STORYTELLERS
ON ANN SIANG ROAD
Ding
Yi Music Company / Tay Teow Kiat
Long
Yin / ****1/2
Ding Yi Music Company is Singapore's most
active professional Chinese chamber ensemble, and its concert programming over
the years has been both eclectic and innovative, as its latest album testifies.
In a way, the course of contemporary Chinese instrumental music has been
redefined by the encompassing of Nanyang music, which includes indigenous idioms
of Southeast Asian music and its composers. Two excellent examples receive
world premiere recordings here.
Bho Shambo is a dance of the Hindu
god Shiva, and in Phang Kok Jun's arrangement, flautists Ghanavenothan Rethnam
(bansuri) and Tan Qing Lun (dizi) share the honours in a headily
rhythmic work that includes chanting in Tamil. A similar tandem operates in
Phang's own Storytellers On Ann Siang Road where Chin Yen Choong and Lim
Kwuan Boon's erhus act out a duet-cum-duet between Chinese and Malay itinerant
storytellers of old.
The balance of the disc are five Chinese
works by Liu Chang, Chow Jun Yi, Joshua Chan, Cao Wen Gong and Wang Jian Min. Conducted by its founder,
Cultural Medallion recipient Tay Teow Kiat, the playing is both refined and virtuosic,
and more importantly passionately charged as only young professional musicians
know how.
SIBELIUS
& GLAZUNOV Violin Concertos
ESTHER
YOO, Violin
Philharmonia
Orchestra
Vladimir
Ashkenazy (Conductor)
Deutsche
Grammophon 481 215 7 / ****1/2
In 2010, the 16-year-old Korean American
violinist Esther Yoo was awarded First Prize at the 10th Sibelius
International Violin Competition, the youngest-ever to be bestowed that
accolade. Her debut recording of violin concertos by the Finn Jean Sibelius and
Russian Alexander Glazunov commemorates the 150th anniversary of
both composers' births in 1865. Despite her youth, the technical and
interpretive demands of both concertos hold no terrors for Yoo.

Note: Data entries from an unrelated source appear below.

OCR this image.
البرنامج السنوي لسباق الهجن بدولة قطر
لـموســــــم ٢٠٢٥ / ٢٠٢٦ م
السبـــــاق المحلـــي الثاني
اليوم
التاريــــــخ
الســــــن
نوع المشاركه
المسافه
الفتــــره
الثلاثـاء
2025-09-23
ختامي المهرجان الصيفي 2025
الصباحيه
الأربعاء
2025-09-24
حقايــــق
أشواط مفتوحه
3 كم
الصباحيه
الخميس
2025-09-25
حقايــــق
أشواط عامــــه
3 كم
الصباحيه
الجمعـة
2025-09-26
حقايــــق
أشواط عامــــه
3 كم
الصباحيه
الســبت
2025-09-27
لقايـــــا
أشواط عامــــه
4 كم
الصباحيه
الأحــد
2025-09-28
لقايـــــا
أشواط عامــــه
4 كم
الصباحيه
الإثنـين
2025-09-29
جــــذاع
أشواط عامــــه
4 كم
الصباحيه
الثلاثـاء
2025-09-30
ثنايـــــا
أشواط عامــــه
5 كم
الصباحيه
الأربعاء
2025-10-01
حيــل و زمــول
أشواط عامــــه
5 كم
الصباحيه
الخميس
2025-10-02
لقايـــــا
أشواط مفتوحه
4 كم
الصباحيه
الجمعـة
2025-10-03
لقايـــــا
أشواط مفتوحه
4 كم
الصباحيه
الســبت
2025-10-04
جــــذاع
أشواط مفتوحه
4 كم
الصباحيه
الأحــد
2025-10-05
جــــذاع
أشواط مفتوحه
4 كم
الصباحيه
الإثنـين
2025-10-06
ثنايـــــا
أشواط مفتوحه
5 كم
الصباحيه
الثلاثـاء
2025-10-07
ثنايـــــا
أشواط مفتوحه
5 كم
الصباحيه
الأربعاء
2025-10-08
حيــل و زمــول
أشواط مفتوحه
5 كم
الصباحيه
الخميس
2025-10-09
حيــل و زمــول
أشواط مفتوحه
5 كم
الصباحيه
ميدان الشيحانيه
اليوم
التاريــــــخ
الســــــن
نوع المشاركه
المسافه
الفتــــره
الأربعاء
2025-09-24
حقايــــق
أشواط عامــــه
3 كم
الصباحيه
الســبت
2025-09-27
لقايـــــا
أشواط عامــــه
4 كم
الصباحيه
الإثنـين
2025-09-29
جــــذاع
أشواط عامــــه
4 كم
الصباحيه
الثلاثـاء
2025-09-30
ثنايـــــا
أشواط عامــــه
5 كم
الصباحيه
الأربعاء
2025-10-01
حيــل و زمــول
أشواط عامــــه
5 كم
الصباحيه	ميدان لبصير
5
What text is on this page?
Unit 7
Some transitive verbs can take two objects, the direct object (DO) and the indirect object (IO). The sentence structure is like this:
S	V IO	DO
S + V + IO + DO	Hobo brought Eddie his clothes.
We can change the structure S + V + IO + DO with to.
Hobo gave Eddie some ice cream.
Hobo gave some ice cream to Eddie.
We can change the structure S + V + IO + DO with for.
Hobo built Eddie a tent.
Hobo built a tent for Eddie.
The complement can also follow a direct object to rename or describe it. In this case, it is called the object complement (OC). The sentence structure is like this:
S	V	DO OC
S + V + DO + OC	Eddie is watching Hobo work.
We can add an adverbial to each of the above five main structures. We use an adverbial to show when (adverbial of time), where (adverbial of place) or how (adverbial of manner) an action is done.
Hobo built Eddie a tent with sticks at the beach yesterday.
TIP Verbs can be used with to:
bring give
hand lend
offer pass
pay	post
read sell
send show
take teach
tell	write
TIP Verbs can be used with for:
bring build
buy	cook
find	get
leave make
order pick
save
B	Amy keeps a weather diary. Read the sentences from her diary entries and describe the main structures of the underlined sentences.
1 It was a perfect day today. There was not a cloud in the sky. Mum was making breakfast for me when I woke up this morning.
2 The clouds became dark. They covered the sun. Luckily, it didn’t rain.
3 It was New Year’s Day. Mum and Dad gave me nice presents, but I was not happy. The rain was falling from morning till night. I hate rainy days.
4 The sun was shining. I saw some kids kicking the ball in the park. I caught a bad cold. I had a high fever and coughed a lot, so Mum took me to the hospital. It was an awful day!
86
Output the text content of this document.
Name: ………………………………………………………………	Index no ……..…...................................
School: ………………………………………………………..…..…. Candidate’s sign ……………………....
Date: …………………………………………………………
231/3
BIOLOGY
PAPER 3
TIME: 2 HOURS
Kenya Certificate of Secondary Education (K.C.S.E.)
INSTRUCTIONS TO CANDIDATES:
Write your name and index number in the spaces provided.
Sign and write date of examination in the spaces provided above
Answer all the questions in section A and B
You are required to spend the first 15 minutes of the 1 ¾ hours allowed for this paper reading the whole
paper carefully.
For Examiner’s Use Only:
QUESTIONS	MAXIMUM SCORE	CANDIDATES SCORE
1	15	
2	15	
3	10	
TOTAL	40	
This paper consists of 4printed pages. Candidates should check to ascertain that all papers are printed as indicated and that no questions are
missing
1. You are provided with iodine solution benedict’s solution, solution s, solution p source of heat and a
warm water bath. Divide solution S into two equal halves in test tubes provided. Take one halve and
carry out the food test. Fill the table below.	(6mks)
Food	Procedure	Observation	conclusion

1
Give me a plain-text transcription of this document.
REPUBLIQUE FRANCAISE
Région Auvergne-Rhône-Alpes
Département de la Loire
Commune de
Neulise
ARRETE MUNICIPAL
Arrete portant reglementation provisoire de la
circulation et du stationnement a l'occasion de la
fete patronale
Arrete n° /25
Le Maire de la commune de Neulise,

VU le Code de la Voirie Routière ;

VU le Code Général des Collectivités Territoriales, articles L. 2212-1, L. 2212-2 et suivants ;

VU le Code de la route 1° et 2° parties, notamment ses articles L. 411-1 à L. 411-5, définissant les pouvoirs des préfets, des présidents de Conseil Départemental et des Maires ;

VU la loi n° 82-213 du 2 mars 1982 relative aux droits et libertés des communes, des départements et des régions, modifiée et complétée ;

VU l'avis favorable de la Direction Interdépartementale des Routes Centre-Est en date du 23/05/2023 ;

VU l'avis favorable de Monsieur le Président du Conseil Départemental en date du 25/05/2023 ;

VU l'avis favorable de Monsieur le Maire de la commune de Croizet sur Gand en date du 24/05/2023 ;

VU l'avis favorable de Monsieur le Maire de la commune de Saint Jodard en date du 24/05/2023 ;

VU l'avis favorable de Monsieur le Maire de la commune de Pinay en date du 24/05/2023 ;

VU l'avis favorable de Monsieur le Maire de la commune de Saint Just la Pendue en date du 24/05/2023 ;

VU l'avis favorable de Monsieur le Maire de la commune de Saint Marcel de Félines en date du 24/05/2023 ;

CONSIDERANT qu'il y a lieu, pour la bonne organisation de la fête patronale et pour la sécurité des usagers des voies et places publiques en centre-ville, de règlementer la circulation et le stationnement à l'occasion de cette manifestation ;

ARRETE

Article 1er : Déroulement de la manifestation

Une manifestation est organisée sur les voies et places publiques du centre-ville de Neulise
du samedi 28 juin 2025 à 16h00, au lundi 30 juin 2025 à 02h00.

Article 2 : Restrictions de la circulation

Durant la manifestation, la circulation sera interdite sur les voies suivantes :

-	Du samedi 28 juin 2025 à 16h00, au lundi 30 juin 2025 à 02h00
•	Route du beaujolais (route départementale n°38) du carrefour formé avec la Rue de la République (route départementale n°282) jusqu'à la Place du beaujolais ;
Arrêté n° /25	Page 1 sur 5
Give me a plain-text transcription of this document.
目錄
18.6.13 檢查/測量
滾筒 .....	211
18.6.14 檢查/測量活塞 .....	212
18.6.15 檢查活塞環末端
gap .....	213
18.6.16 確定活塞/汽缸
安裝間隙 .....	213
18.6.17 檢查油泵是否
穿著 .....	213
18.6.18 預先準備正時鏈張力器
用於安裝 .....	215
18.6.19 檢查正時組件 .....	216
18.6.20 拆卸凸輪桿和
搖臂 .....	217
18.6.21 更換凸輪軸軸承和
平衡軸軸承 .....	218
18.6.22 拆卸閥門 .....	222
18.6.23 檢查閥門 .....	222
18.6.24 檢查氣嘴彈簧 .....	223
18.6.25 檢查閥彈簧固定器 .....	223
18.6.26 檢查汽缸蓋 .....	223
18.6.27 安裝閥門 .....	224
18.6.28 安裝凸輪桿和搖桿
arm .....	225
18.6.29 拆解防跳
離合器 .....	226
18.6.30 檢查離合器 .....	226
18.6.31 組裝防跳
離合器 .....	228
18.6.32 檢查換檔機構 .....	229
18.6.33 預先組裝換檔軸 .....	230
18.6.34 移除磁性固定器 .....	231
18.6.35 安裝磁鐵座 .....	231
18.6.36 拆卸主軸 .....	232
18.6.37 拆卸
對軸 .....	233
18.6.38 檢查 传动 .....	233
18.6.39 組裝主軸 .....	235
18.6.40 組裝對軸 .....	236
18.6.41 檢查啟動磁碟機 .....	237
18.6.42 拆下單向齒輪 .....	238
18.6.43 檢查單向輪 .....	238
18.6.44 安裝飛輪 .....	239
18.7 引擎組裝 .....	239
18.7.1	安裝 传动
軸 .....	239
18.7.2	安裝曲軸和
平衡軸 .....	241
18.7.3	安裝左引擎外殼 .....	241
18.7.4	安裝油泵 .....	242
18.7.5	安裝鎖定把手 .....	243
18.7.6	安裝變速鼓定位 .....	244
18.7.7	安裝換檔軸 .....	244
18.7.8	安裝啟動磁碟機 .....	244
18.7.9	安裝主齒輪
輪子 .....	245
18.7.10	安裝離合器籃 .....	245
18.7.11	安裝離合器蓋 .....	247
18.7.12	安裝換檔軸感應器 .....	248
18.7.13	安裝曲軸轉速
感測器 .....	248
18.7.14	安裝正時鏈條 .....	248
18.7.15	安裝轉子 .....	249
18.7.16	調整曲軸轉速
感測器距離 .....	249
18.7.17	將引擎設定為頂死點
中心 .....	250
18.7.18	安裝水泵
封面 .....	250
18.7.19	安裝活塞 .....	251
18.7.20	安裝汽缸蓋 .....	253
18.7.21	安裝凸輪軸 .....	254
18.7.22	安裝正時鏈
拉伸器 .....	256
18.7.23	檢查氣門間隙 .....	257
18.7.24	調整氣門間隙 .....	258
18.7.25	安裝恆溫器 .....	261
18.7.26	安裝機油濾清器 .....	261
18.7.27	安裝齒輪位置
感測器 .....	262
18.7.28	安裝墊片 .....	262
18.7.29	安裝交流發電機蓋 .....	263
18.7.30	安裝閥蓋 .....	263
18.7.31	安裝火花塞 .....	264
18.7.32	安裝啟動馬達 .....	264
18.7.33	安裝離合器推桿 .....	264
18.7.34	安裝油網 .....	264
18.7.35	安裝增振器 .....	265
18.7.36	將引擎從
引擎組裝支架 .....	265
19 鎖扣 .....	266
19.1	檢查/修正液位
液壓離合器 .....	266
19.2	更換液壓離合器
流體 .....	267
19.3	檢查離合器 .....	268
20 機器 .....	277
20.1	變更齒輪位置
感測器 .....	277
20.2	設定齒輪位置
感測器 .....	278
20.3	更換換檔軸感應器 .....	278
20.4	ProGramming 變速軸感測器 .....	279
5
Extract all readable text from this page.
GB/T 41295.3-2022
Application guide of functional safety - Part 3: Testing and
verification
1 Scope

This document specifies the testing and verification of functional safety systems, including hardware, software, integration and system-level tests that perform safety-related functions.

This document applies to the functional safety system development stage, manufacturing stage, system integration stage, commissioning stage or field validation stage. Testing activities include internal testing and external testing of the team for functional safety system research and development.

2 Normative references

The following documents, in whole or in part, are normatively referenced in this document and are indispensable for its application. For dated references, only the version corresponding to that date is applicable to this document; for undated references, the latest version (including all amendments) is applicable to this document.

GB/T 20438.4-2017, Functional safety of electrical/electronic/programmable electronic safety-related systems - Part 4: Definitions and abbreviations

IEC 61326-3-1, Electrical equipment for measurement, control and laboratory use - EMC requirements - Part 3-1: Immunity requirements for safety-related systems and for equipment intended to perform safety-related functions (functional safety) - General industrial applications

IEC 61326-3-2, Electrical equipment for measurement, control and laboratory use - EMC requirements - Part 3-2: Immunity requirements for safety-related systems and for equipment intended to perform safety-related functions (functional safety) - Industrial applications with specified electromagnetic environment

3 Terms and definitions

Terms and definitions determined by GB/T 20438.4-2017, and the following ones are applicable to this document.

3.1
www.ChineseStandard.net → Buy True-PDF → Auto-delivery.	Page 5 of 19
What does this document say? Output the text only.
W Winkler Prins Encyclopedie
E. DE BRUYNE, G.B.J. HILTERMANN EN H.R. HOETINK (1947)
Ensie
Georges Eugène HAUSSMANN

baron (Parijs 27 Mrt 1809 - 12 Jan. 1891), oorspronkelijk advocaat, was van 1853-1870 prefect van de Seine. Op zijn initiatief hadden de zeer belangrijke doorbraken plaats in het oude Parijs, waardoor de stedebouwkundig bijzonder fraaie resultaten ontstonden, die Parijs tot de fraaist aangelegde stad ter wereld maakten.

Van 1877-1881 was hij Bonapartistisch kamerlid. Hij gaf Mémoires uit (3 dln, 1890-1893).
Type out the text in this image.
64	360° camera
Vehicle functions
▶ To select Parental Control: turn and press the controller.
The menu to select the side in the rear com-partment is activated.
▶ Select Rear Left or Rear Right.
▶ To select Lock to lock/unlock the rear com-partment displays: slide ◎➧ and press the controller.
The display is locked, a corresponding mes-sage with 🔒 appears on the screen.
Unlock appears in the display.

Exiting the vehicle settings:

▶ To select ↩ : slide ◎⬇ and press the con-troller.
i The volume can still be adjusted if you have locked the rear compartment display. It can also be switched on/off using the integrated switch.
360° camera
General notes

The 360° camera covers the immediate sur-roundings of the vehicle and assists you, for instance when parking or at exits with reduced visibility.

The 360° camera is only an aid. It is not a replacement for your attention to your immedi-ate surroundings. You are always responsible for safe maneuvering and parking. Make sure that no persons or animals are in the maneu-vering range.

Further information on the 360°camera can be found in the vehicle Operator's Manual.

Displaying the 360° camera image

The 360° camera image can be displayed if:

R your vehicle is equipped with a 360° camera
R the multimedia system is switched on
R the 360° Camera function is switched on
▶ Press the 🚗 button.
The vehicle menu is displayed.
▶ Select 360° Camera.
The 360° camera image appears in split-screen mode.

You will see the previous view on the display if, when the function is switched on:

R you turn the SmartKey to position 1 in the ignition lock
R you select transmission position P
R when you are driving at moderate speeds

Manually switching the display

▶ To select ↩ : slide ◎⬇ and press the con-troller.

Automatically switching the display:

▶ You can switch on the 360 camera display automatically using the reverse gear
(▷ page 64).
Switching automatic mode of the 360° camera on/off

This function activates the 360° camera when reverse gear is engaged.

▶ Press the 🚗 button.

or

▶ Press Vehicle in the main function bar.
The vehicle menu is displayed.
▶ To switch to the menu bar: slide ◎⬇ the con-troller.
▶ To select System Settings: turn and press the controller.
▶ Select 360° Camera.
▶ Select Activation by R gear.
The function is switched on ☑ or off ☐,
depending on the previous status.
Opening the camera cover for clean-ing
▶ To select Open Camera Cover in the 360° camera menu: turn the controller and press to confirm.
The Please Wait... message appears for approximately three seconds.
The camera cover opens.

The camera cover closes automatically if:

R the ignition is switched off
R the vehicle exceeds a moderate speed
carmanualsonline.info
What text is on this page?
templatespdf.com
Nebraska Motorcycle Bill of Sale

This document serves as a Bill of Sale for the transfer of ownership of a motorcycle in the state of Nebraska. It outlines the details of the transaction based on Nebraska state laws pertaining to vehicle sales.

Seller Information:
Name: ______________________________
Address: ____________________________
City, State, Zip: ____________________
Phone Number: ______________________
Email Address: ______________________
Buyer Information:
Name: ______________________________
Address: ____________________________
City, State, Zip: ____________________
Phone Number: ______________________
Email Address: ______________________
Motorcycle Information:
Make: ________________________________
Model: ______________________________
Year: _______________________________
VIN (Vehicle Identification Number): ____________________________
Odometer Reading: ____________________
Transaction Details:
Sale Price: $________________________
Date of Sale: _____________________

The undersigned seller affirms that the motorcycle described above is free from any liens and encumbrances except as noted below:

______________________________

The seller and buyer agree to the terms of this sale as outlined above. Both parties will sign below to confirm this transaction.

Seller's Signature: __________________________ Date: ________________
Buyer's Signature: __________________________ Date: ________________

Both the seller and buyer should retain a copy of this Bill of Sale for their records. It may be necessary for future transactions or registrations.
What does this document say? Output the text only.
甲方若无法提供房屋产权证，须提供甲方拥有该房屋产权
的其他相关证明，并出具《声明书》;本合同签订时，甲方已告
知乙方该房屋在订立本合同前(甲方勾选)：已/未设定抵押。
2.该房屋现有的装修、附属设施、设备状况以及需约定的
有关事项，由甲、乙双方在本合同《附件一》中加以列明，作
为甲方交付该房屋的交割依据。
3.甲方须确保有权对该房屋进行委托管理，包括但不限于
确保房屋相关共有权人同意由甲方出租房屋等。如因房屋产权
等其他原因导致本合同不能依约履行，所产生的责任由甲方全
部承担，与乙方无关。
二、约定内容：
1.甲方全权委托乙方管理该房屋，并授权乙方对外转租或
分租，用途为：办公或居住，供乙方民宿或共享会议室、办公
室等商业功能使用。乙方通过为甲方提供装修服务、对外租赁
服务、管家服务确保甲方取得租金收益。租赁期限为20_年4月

She brings out a warm and gorgeous tone
for the lyrical Glazunov concerto, only letting rip in its festive end. For the
more austere and glacial disposition of the Sibelius concerto, she offers more
grit and sinew to the proceedings, holding little back in the so-called
“Polonaise for polar bears” of a finale.
The fillers are pretty enough: Sibelius'
youthful Suite For Violin And Strings and Glazunov's Grand Adagio
from his ballet Raymonda. The support she gets from veteran conductor
Vladimir Ashkenazy and from the London-based Philharmonia Orchestra is
excellent, in what can be said to be a dream debut.